La possibilità che lo sciame risonante contenga corpi di grandi dimensioni richiama inevitabilmente alla memoria l’evento di Tunguska, avvenuto il 30 giugno 1908 sopra una remota regione della Siberia centrale. Un oggetto di circa 50–60 metri di diametro esplose a circa 8 chilometri d’altezza, liberando un’energia stimata tra i 10 e i 15 megatoni di TNT, centinaia di volte superiore a quella della bomba di Hiroshima. L’onda d’urto abbatté 80 milioni di alberi su un’area di oltre 2mila km quadrati.

Molti studiosi ritengono che il corpo responsabile fosse un frammento delle Beta Tauridi, cioè proprio della stessa famiglia cometaria di Encke.
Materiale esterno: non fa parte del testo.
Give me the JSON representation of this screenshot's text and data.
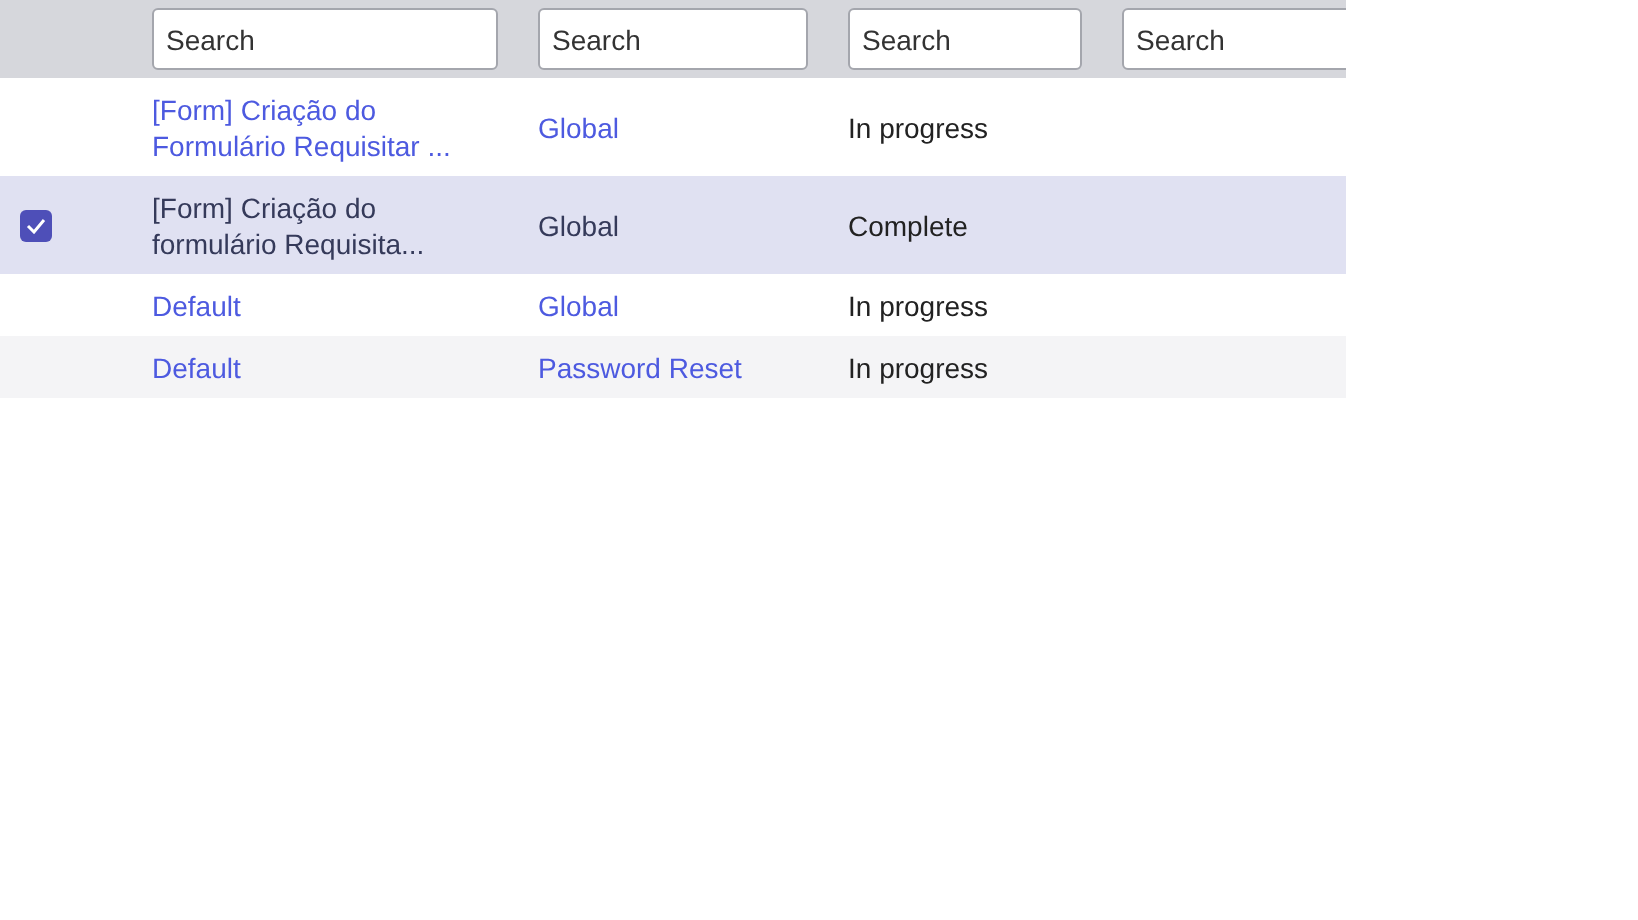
{
  "filters": [
    {
      "placeholder": "Search"
    },
    {
      "placeholder": "Search"
    },
    {
      "placeholder": "Search"
    },
    {
      "placeholder": "Search"
    }
  ],
  "rows": [
    {
      "selected": false,
      "name": "[Form] Criação do Formulário Requisitar ...",
      "scope": "Global",
      "status": "In progress"
    },
    {
      "selected": true,
      "name": "[Form] Criação do formulário Requisita...",
      "scope": "Global",
      "status": "Complete"
    },
    {
      "selected": false,
      "name": "Default",
      "scope": "Global",
      "status": "In progress"
    },
    {
      "selected": false,
      "name": "Default",
      "scope": "Password Reset",
      "status": "In progress"
    }
  ]
}
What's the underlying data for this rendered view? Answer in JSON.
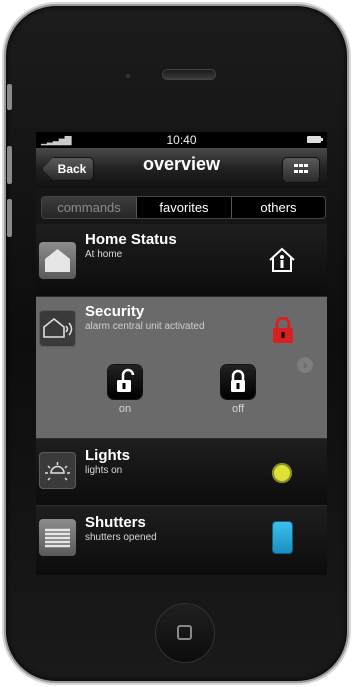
{
  "status_bar": {
    "time": "10:40",
    "signal_icon": "signal-bars-icon",
    "battery_icon": "battery-icon"
  },
  "nav": {
    "back_label": "Back",
    "title": "overview",
    "menu_icon": "grid-icon"
  },
  "tabs": [
    {
      "label": "commands",
      "active": true
    },
    {
      "label": "favorites",
      "active": false
    },
    {
      "label": "others",
      "active": false
    }
  ],
  "rows": {
    "home_status": {
      "title": "Home Status",
      "subtitle": "At home",
      "icon": "house-icon",
      "status_icon": "house-person-icon"
    },
    "security": {
      "title": "Security",
      "subtitle": "alarm central unit activated",
      "icon": "house-wifi-icon",
      "status_icon": "red-lock-icon",
      "status_color": "#d92020",
      "controls": [
        {
          "label": "on",
          "icon": "unlocked-icon"
        },
        {
          "label": "off",
          "icon": "locked-icon"
        }
      ]
    },
    "lights": {
      "title": "Lights",
      "subtitle": "lights on",
      "icon": "lamp-icon",
      "status_color": "#dde236"
    },
    "shutters": {
      "title": "Shutters",
      "subtitle": "shutters opened",
      "icon": "shutter-icon",
      "status_color": "#1ea5d9"
    }
  },
  "colors": {
    "accent_blue": "#1ea5d9",
    "light_yellow": "#dde236",
    "alarm_red": "#d92020"
  }
}
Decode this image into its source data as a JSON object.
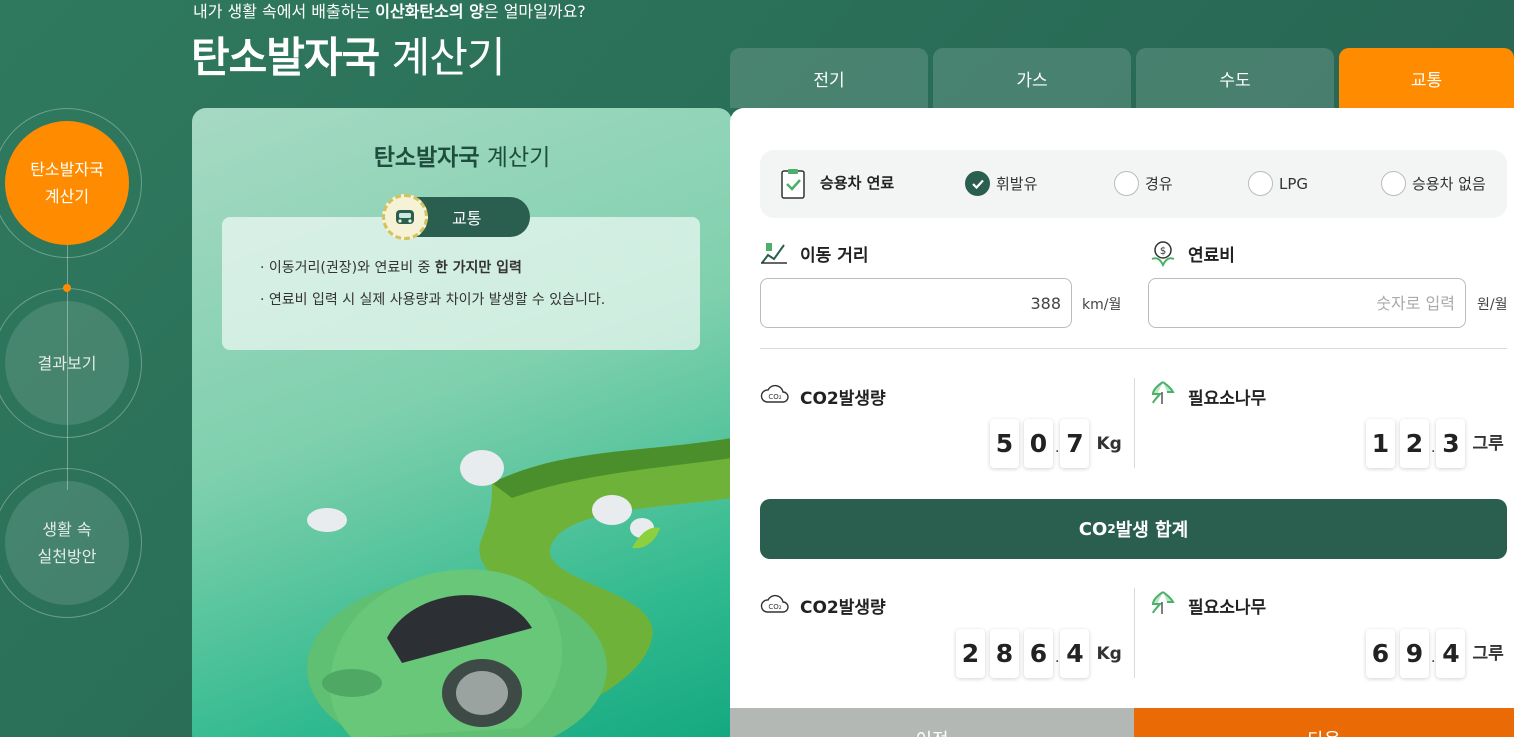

Se un evento del genere si verificasse oggi sopra una zona densamente abitata, le conseguenze sarebbero devastanti, anche senza un impatto diretto al suolo.

La difesa planetaria: conoscere per proteggere

Questa prospettiva dà nuovo peso alla disciplina della planetary defense, la difesa planetaria, che si occupa di individuare, monitorare e — se necessario — deviare o mitigare l’impatto di oggetti vicini alla Terra (Near-Earth Objects, NEO).

La difesa planetaria è lo sforzo multidisciplinare e coordinato a livello internazionale per proteggere la Terra e i suoi abitanti dagli impatti degli oggetti vicini alla Terra (NEO)“, ricorda Boslough. “Richiede indagini per individuare e tracciare i NEO, campagne per caratterizzare quelli pericolosi, sforzi di modellazione per comprendere e prevedere gli effetti dell’impatto e le relative conseguenze, e mitigazione attraverso la prevenzione dell’impatto e/o la difesa civile“.

Gli astronomi sono oggi in grado di individuare la maggior parte degli oggetti superiori al km di diametro, ma le rocce più piccole – dell’ordine di qualche decina di metri – restano difficili da rilevare, e sono proprio quelle che possono generare airburst come Chelyabinsk o Tunguska. Da qui l’importanza di comprendere a fondo strutture complesse come il TRS e di pianificare campagne osservative mirate nei prossimi passaggi ravvicinati.

Guardare il cielo, con meraviglia e consapevolezza

Per ora, possiamo limitarci a guardare il cielo. Le Tauridi meridionali raggiungono il loro massimo nei primi giorni di novembre, anche se la Luna piena di quest’anno renderà difficile osservare le meteore più deboli. Le Tauridi settentrionali, invece, saranno più favorevoli nella settimana successiva, con buone probabilità di vedere qualche bolide a occhio nudo, soprattutto nelle ore dopo la mezzanotte.

Dietro ogni scia luminosa si cela una minuscola storia cosmica, un frammento di una cometa antica che, forse, ci ricorda quanto sia sottile la linea tra la meraviglia e la vulnerabilità. Studiare questi fenomeni non serve solo a saziare la nostra curiosità astronomica, ma a capire meglio come proteggere il nostro pianeta da un universo che, pur bellissimo, non è sempre innocuo.